The key question is whether the semiconductor boom will continue beyond the first half of next year. The report analyzed that a range of variables must be considered to judge this.
First, it cited ‘the profitability of AI investment.’ Depending on when companies that have invested in AI infrastructure begin to earn meaningful revenue, the durability of semiconductor demand could be determined.
The report predicted that “from next year, when market attention is expected to shift gradually toward actual monetization potential, it will be difficult to expand AI infrastructure investment at the same pace as last year and this year.” Although AI firms such as OpenAI and Anthropic are currently investing competitively to secure leadership, if monetization proceeds more slowly than expected, semiconductor demand could slacken.
Provided by the Bank of Korea
Another key factor is how long big tech companies can maintain stable cash flows. The report noted that “as the scale of AI infrastructure investment has recently expanded, it has become difficult to cover it with internal funds alone,” adding that “as cash has been depleted, since the second half of last year big tech firms have reduced share buybacks and sharply increased corporate bond issuance.”
In addition, if technologies are developed that deliver the same computational performance while using far less memory, this could negatively affect demand for memory semiconductors. Google's ‘Turbo Quant’ technology is a representative example. The report expressed concern that “memory-saving technologies could also worsen the profitability of memory already invested.”

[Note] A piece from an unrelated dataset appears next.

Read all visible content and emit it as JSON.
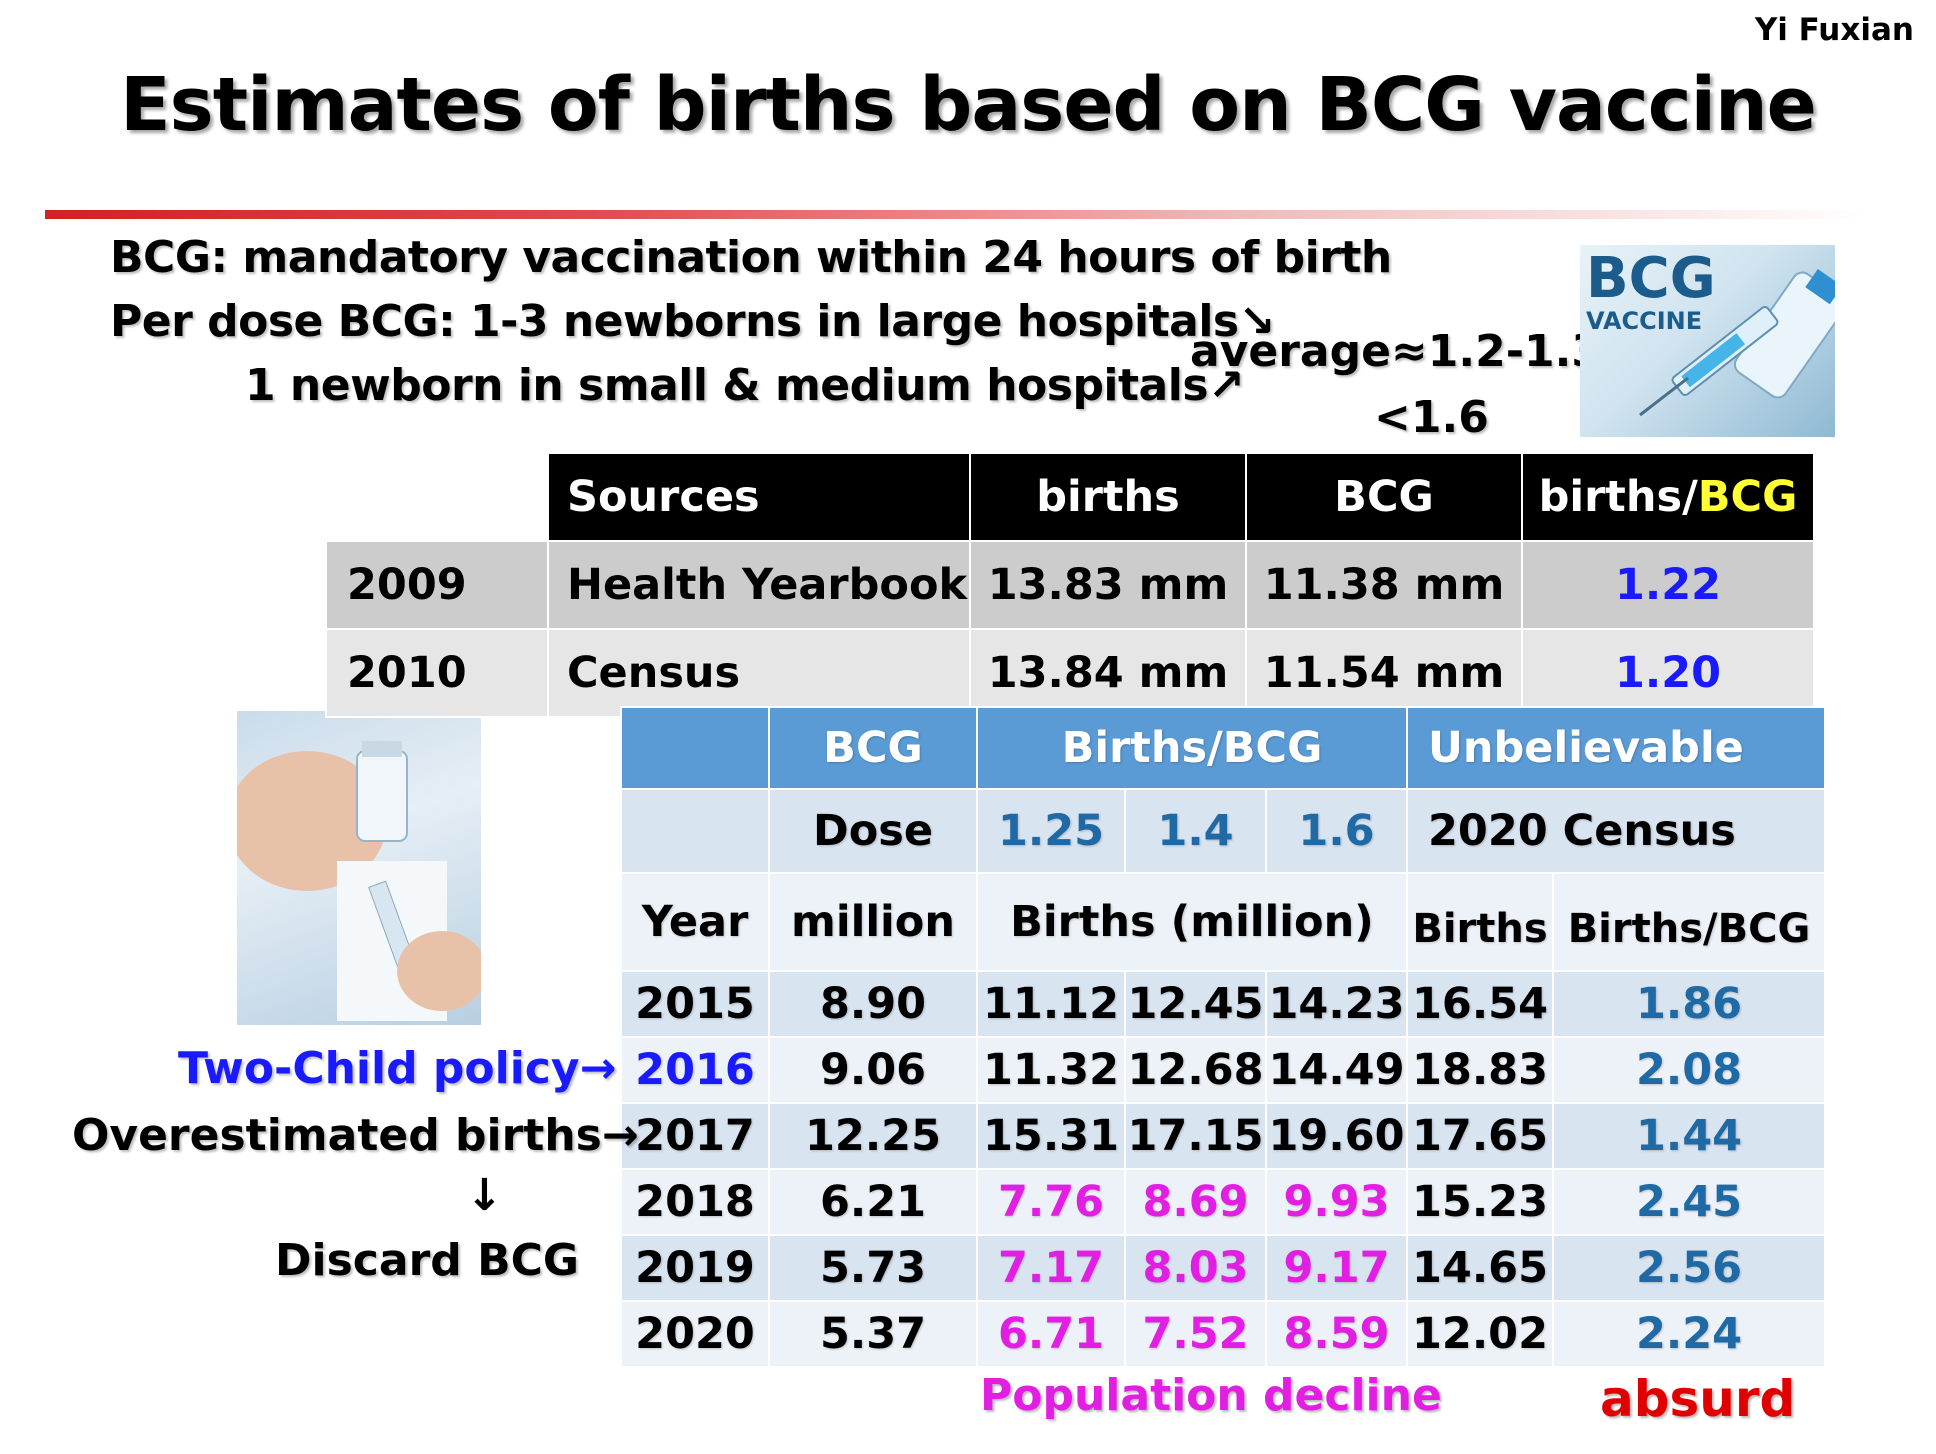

The report also pointed to variables such as the pace of capacity expansion by Samsung Electronics and SK hynix, increased supply and technological catch-up by Chinese memory companies, and others as factors that will determine the continuation of the semiconductor cycle’s expansion.
The report also stated, regarding the impact of a war between the United States and Iran on the semiconductor economy, that it would be “limited at the current stage,” adding that “if the war situation and financial and economic repercussions become more severe, the timing for verifying the profitability of AI investment could be brought forward or big tech could face some difficulties in securing funds, leading to reduced semiconductor demand.”